In fact McRae is one of my favourite sleepers in this draft.  I wouldn't consider him at 20, but in the second round, I think he could be a nice find.  He needs to get stronger and hone his shot, but he's one of those players who just makes a difference when he's on the court.  On a number of occasions last season, when the Vols needed to get a basket, McRae would deliver.  When they needed a stop?  McRae would come up with the ball.  To me he's one of those players who don't necessarily wow you with shooting form or athletic ability, but they just play the game and make an impact.

Here's his preseason scouting video via DraftExpress:

DeAndre Daniels - 6-9, F - UCONN: Daniels averaged about 13 points, 6 rebounds and over a block a game last season for the Huskies.  He was decent from the field (48 per cent shooter) but his strength was from long-range where he knocked in 42 per cent of his shots.  Daniels wasn't even on draft radars earlier this season, but a very nice run during the NCAA tourney (culminating in a UCONN title) likely caused him to declare.

Verdict: Insert statement from above regarding Anderson and McDaniels.  We've talked Daniels before so won't dwell on it and again, and here again is his DraftExpress scouting video:

C.J. Fair - 6-8, F - Syracuse: Fair averaged about 17 points and 4 rebounds last season for the Orange.  He was decent from the field (43 per cent shooter) but struggled from long-range hitting under 27 per cent of his shots, and his club was a bit of a disappointment after a hot start to their NCAA campaign.

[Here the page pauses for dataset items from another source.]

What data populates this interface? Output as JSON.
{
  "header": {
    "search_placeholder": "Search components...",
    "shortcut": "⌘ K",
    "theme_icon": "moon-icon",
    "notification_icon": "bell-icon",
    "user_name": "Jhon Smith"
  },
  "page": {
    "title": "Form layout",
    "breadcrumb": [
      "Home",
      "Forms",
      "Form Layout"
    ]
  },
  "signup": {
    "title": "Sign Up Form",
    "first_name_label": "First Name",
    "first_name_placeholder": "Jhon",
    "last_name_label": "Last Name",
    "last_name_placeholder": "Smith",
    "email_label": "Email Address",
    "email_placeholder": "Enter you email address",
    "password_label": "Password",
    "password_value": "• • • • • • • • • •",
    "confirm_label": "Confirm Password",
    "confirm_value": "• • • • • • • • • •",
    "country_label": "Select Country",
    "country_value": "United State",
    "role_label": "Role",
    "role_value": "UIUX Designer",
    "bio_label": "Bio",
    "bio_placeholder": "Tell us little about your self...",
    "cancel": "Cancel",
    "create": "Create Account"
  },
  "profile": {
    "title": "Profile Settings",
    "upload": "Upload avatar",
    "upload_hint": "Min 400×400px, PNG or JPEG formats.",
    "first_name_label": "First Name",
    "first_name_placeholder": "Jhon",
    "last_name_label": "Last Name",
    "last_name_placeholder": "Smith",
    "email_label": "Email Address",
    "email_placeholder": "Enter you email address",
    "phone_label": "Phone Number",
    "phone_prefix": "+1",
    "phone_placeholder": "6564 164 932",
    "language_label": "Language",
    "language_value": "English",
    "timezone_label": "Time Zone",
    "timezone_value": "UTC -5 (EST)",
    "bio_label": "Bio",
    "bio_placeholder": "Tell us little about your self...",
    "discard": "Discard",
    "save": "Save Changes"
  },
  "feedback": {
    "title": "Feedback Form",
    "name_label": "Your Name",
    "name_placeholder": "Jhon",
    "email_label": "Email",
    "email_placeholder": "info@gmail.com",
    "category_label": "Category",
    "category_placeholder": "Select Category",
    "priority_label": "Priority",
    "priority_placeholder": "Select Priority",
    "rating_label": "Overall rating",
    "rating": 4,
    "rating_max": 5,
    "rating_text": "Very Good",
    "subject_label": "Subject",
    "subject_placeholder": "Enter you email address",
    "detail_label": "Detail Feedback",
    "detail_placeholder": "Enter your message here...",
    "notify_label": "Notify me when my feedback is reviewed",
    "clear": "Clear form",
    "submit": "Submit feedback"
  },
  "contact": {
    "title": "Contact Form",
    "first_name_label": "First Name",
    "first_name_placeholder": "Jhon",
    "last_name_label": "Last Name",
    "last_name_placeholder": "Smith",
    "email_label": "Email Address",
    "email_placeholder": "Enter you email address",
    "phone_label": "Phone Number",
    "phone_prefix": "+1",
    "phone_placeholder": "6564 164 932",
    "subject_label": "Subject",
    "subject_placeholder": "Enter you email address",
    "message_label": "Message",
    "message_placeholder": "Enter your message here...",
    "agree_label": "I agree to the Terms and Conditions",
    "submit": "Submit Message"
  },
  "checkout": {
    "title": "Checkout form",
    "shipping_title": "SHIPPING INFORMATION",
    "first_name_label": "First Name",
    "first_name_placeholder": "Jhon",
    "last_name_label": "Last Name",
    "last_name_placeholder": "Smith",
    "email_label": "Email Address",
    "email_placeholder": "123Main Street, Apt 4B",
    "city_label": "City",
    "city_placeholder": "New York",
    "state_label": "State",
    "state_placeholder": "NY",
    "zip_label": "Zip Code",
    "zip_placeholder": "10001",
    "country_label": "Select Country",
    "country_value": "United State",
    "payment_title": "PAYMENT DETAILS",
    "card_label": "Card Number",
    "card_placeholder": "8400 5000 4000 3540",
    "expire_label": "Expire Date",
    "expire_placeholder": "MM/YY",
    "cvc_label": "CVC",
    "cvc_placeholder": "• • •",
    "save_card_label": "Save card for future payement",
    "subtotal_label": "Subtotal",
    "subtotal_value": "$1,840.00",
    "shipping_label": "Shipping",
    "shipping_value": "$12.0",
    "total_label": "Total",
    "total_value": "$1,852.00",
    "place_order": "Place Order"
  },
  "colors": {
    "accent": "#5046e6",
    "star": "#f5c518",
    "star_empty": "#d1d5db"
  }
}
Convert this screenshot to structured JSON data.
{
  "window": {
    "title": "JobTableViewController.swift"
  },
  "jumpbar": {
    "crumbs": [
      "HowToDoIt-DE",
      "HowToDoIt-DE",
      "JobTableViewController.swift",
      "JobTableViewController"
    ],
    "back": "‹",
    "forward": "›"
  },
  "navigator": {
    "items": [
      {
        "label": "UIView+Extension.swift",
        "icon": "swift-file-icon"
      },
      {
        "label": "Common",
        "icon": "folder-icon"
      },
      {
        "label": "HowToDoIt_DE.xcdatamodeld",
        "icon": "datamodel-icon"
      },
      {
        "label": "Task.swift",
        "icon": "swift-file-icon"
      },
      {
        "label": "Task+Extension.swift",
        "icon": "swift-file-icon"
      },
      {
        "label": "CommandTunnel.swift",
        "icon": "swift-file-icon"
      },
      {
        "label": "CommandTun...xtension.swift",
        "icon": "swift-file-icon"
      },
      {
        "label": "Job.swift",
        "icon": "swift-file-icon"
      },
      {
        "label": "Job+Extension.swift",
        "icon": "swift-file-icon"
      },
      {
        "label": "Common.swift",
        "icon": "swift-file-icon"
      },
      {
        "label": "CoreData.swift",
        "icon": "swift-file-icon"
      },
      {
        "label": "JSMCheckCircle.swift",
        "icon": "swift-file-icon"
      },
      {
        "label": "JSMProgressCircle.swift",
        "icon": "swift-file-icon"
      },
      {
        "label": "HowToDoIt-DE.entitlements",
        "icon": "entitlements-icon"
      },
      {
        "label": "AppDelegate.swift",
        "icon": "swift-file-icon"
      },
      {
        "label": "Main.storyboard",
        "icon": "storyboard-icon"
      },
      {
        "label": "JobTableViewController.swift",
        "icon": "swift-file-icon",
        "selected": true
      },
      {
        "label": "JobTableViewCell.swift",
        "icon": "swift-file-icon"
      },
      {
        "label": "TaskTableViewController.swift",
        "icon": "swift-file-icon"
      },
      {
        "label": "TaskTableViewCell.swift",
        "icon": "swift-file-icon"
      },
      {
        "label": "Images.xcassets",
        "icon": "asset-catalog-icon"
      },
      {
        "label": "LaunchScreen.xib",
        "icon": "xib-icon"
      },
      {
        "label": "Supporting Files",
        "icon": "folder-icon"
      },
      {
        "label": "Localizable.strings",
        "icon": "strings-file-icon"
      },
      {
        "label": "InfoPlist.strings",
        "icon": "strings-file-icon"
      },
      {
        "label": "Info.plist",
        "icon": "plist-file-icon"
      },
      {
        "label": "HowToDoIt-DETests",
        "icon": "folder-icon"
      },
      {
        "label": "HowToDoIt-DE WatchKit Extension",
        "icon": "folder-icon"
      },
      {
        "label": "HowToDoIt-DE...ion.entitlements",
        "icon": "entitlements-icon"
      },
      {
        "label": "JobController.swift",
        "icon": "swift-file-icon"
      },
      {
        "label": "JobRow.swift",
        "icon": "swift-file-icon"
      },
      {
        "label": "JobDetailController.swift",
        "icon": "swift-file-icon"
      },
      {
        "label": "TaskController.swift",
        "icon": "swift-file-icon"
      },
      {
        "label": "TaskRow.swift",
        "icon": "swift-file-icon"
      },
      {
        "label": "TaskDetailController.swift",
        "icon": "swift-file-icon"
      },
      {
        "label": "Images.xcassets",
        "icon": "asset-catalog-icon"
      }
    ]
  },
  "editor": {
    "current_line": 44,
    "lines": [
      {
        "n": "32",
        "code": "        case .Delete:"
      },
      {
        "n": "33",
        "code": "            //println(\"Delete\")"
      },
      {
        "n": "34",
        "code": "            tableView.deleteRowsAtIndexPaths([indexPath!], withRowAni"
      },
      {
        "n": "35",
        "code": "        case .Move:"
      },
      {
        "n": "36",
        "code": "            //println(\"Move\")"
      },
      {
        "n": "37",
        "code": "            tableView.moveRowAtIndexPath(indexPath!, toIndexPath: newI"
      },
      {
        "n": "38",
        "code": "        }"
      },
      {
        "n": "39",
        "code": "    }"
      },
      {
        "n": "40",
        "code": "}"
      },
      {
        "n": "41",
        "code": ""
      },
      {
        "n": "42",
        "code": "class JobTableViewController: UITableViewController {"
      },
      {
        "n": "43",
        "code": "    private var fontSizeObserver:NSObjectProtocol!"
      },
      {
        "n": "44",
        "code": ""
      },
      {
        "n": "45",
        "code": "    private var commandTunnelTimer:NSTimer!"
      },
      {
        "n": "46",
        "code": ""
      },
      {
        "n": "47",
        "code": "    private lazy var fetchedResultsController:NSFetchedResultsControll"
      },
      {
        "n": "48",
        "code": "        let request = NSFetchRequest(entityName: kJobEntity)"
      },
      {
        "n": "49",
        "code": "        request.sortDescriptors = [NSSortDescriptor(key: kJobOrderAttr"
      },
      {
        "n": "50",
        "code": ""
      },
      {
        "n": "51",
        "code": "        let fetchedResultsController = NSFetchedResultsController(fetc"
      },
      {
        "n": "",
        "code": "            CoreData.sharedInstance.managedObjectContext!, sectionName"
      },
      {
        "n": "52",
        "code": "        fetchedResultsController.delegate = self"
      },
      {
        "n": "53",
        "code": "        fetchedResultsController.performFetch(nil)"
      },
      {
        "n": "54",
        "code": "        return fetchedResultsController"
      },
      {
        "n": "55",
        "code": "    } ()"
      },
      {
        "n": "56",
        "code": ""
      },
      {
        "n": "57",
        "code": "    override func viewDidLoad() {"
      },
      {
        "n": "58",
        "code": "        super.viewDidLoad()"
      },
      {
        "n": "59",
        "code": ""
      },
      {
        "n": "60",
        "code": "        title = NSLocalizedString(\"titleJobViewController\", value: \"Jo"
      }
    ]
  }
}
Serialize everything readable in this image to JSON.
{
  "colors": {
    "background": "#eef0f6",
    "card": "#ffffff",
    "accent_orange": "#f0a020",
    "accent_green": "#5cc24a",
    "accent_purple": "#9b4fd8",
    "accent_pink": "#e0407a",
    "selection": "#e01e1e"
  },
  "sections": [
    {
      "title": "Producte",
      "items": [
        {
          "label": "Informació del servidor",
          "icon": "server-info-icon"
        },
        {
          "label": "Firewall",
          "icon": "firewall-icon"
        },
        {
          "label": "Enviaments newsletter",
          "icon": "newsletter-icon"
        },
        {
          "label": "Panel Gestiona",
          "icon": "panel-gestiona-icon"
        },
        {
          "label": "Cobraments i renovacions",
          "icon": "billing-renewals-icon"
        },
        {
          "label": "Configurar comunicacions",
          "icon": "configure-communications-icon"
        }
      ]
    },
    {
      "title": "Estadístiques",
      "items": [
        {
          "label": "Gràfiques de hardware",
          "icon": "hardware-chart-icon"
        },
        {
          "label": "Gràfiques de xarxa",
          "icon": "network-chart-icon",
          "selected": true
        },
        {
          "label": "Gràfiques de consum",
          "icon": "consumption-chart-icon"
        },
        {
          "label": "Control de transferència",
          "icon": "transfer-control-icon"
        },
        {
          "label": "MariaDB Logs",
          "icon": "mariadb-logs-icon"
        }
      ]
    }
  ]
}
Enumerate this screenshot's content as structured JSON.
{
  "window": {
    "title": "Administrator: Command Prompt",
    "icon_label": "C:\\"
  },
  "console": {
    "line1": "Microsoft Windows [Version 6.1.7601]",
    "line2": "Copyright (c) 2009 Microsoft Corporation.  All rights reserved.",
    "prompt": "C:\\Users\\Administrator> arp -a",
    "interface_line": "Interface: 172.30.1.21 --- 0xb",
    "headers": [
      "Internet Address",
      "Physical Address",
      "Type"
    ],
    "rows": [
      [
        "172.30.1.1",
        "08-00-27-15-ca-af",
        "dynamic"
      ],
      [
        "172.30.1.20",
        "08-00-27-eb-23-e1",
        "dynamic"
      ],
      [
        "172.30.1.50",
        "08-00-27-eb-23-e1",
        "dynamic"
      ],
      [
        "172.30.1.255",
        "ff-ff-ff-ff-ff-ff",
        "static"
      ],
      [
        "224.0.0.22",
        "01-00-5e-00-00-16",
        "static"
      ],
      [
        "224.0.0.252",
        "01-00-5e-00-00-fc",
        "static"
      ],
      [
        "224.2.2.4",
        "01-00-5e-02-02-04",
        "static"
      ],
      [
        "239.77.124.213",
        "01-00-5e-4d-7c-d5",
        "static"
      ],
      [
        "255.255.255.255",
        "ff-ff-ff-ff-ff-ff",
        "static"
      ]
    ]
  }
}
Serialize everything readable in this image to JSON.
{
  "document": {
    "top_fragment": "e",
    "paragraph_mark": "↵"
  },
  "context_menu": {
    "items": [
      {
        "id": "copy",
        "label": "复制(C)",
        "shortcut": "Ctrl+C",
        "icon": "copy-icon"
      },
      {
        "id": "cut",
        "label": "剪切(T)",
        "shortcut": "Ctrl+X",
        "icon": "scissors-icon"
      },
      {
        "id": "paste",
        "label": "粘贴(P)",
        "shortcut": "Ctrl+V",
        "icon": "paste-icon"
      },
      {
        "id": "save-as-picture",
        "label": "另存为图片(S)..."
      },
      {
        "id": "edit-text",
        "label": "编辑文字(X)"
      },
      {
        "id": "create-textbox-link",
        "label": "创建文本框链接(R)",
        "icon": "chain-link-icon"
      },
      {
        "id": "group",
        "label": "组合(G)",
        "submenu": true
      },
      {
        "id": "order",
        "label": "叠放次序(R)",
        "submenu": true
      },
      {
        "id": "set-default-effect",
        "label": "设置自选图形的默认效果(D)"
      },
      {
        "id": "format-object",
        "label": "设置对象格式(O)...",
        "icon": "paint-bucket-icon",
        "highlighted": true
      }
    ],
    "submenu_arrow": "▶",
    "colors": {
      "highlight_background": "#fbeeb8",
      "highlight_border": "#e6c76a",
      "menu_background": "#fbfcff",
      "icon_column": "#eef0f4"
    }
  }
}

Verdict: Fair continues a bit of an interesting trend in this Raptors' workout session: players who don't seem to be a lock for a position at the next level.  Like Daniels, Fair had great size in the NCAA but the big question is if he can become an effective wing option at the next level.  His shooting has come a ways since his early days at 'Cuse, but can he score at the next level?  For a player who spent a lot of time on the blocks for Syracuse, he didn't show much low-post game, and rather an assortment of turn-arounds and jump shots.  He was tremendously effective with those moves, at times he was virtually unstoppable as an offensive weapon, but I wonder if he'll be able to replicate said college success at the next level.

In addition, he doesn't have very good length or defensive intangibles so defending at the next level is a major question mark, especially considering his club's exclusive use of zone coverages.  Fair was a stud for the Orangemen, but I think he'll likely have to work his way into the NBA via the D-League or some other stop first.